Wheelchair users face intense pressure to enthusiastically pretend that wheelchairs and ramps erase disability. This goes alongside pressure to have exactly the kind of disability that fits the story that others want to tell. The story goes: “Wheelchair users can’t walk. Wheelchairs and lifts and ramps solve that problem. If we had ramps everywhere, wheelchair users wouldn’t be disabled anymore.” The reality is much more complicated.
People get very angry when wheelchair users contradict this story. Wheelchair users are often not allowed to have access needs that don’t fit the story — and they’re also not allowed to have *abilities* that don’t fit the story. This anger is so intense that it’s dangerous for wheelchair users to stand and walk in public places. People also get angry at wheelchair users when a ramp is too steep, when it’s blocked, or when they insist that the existence of a lift isn’t good enough, they need to have the key so that they can actually *use* it. There’s not much room in the wheelchair access success story for talking about these realities.
There’s also not very much room in this success story for talking about the realities of growing up with a mobility disability. Children still grow up manhandled by therapists and pressured to learn to walk at all costs. Children still go through repeated surgeries aimed at fixing them. Children still get taught to allow adults to hurt them and touch them in ways that would be regarded as abuse if they were typically developing. Children are still pervasively excluded from educational and recreation activities and expected to bear it with a smile. Ramps and wheelchairs didn’t fix that, and accessibility advocacy should not make those things unspeakable.
The success story has even less room for talking about pleasure. Harriet McBryde Johnson said it better than I could, so I’m going to quote her:
“We need to confront the life-killing stereotype that says we’re all about suffering. We need to bear witness to our pleasures. …
Throughout my life, the nondisabled world has told me my pleasures must be only mental, never physical. Thinking to help me, it has said my body is unimportant. I respectfully disagree. For me, the body—imperfect, impermanent, falling apart—is all there is. Through this body that needs the help of hands and machines to move, that is wired to sense and perceive, comes all pleasure, all life. My brain is only one among many body parts, all of which work through one another and cooperate as best they can.”

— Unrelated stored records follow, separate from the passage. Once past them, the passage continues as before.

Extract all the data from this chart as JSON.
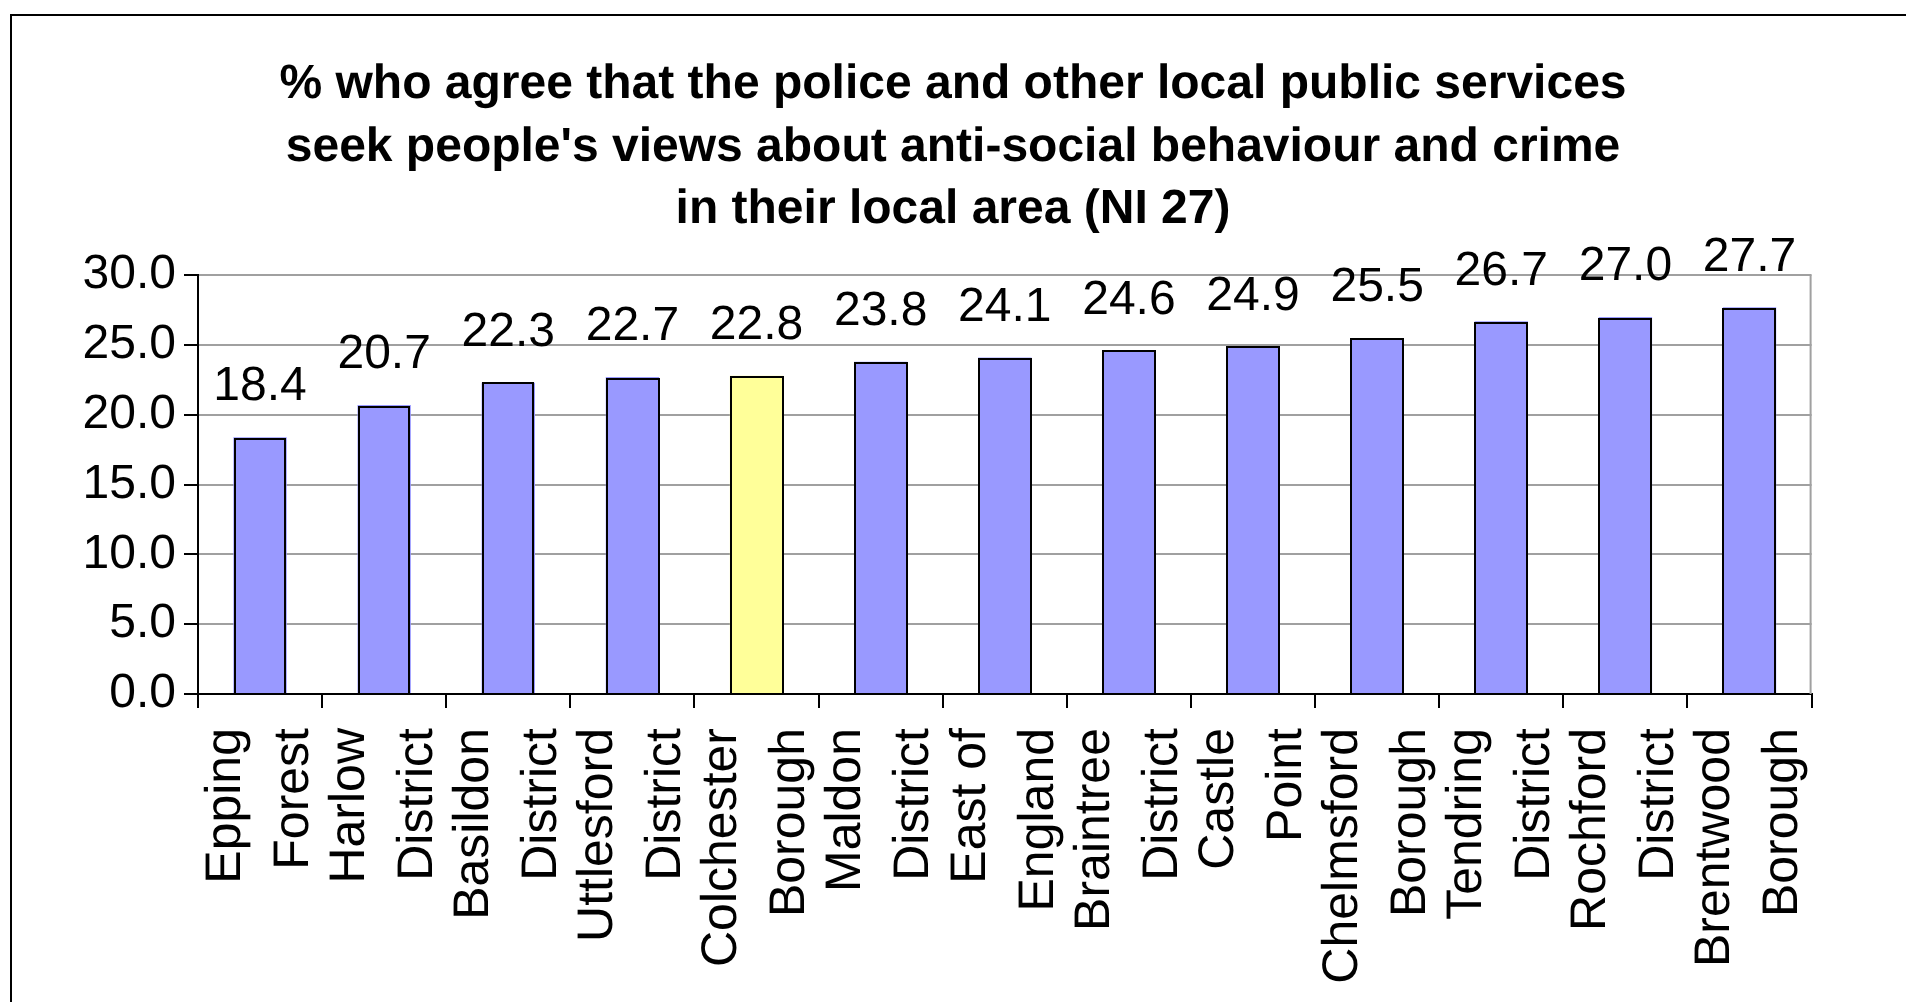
{
  "chart_data": {
    "type": "bar",
    "title": "% who agree that the police and other local public services\nseek people's views about anti-social behaviour and crime\nin their local area (NI 27)",
    "categories": [
      "Epping Forest",
      "Harlow District",
      "Basildon District",
      "Uttlesford District",
      "Colchester Borough",
      "Maldon District",
      "East of England",
      "Braintree District",
      "Castle Point",
      "Chelmsford Borough",
      "Tendring District",
      "Rochford District",
      "Brentwood Borough"
    ],
    "values": [
      18.4,
      20.7,
      22.3,
      22.7,
      22.8,
      23.8,
      24.1,
      24.6,
      24.9,
      25.5,
      26.7,
      27.0,
      27.7
    ],
    "colors": [
      "#9999ff",
      "#9999ff",
      "#9999ff",
      "#9999ff",
      "#ffff99",
      "#9999ff",
      "#9999ff",
      "#9999ff",
      "#9999ff",
      "#9999ff",
      "#9999ff",
      "#9999ff",
      "#9999ff"
    ],
    "value_labels": [
      "18.4",
      "20.7",
      "22.3",
      "22.7",
      "22.8",
      "23.8",
      "24.1",
      "24.6",
      "24.9",
      "25.5",
      "26.7",
      "27.0",
      "27.7"
    ],
    "ylim": [
      0,
      30
    ],
    "yticks": [
      {
        "value": 0,
        "label": "0.0"
      },
      {
        "value": 5,
        "label": "5.0"
      },
      {
        "value": 10,
        "label": "10.0"
      },
      {
        "value": 15,
        "label": "15.0"
      },
      {
        "value": 20,
        "label": "20.0"
      },
      {
        "value": 25,
        "label": "25.0"
      },
      {
        "value": 30,
        "label": "30.0"
      }
    ],
    "grid": "y"
  }
}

McBryde Johnson, Harriet. Too Late to Die Young: Nearly True Tales from a Life (p. 255). Henry Holt and Co.. Kindle Edition.

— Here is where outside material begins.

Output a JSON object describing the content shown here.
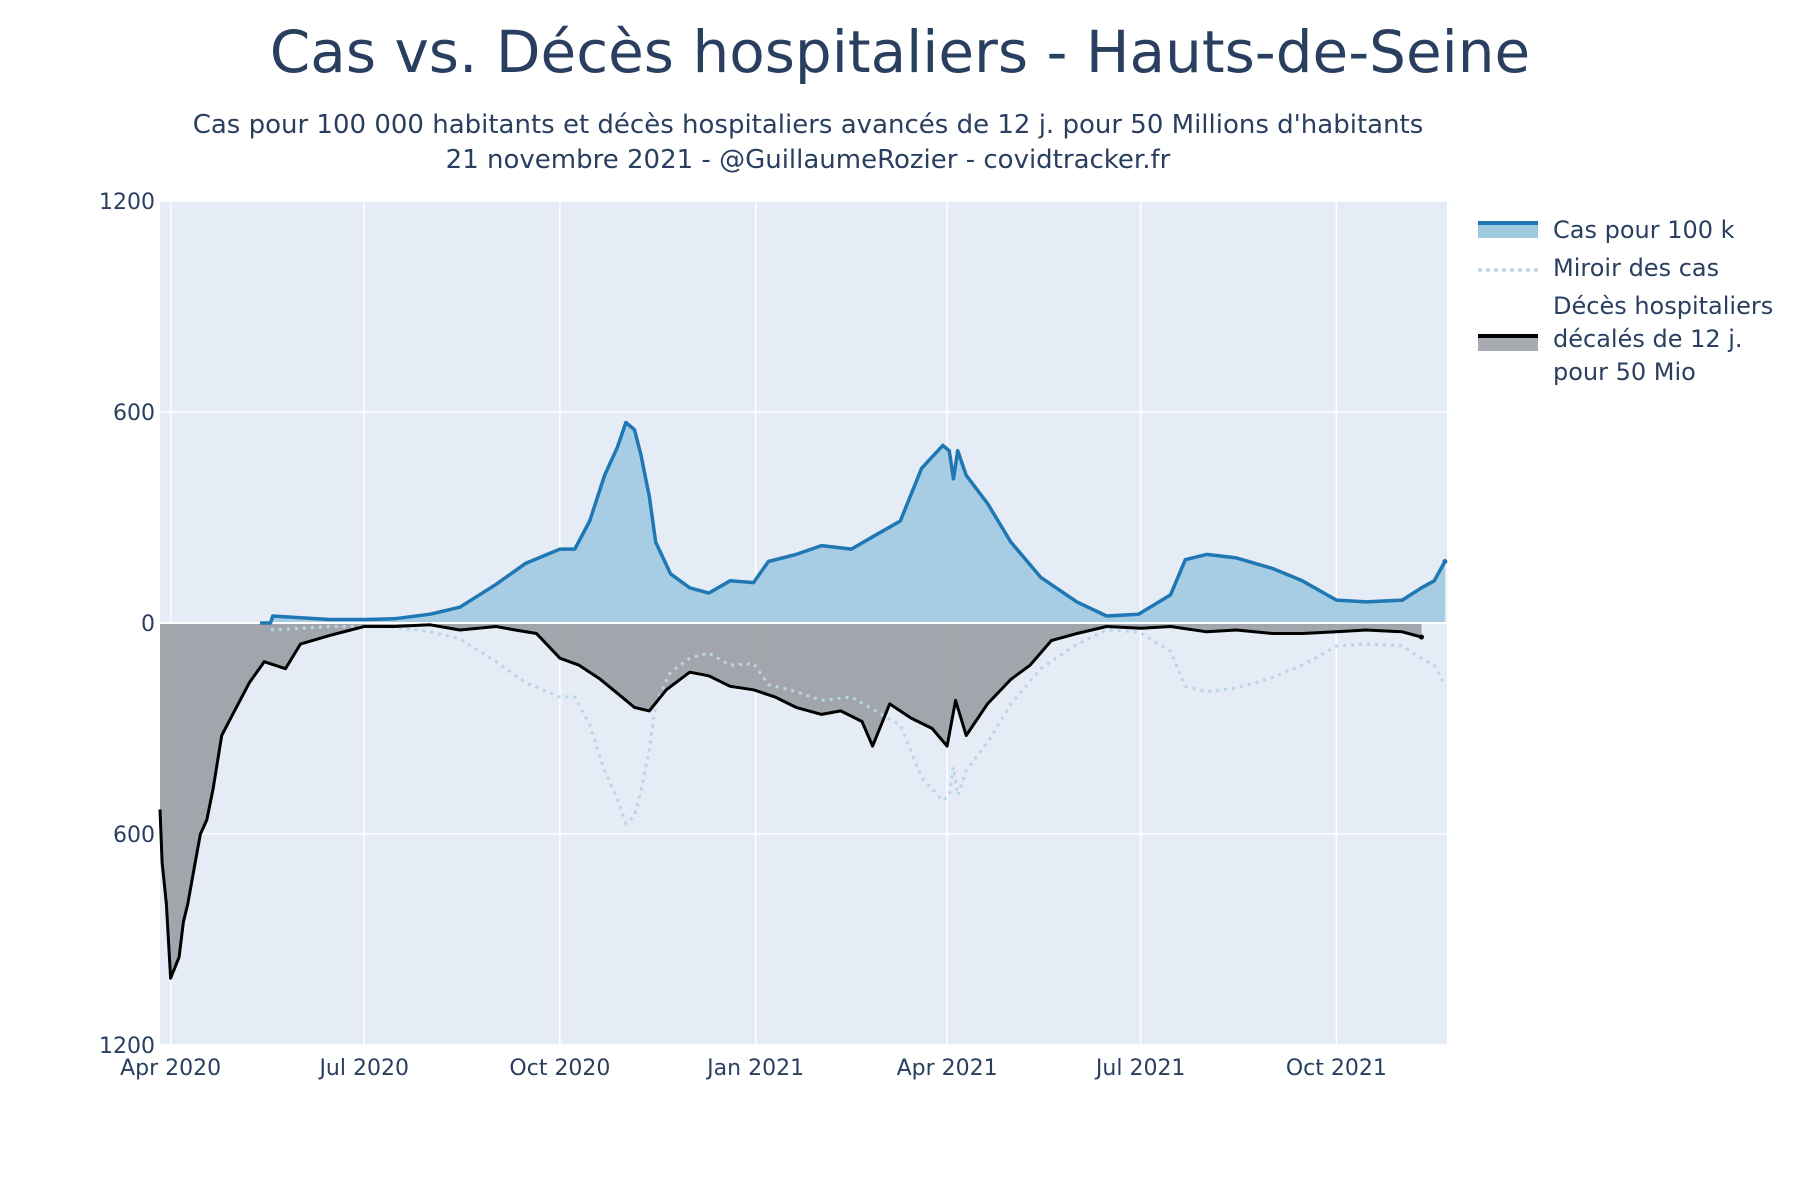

Treating wheelchair users as a symbol of disability successfully erased has the effect of silencing wheelchair users. I think that a lot of us have been complicit in this silencing, and that we need to address this in disability culture. Partly for the sake of better solidarity with wheelchair users; partly because the silencing is hurting all of us.
I think that all disabled people face pressure to see ourselves as characters in a story about accessibility. Sometimes we’re expected to write the story. Sometimes we’re seen as characters in a story someone else is writing. Sometimes we’re supposed to believe that the story has already been written, and that all we have to do is get people to read the book.
I think that wheelchair users face particularly intense pressure to pretend that the story has already been written and has a satisfying ending. That’s not something any of us should envy. It’s not privilege. It’s silencing. And I think we need a lot less silence and a lot more solidarity. It doesn’t have to be this way, and it isn’t always this way. When we have space for honesty about the realities of disability, our communities are a lot stronger.
Wheelchair users are not a collective accessibility success story. Wheelchair users are people. None of us are stories. We’re all people. No amount of accessibility is going to make our bodies and brains irrelevant. Disability rights advocacy shouldn’t be about erasing difference. The point is not sameness; it’s equality. Accessibility is about building a world that treats us all as fully human, differences and all.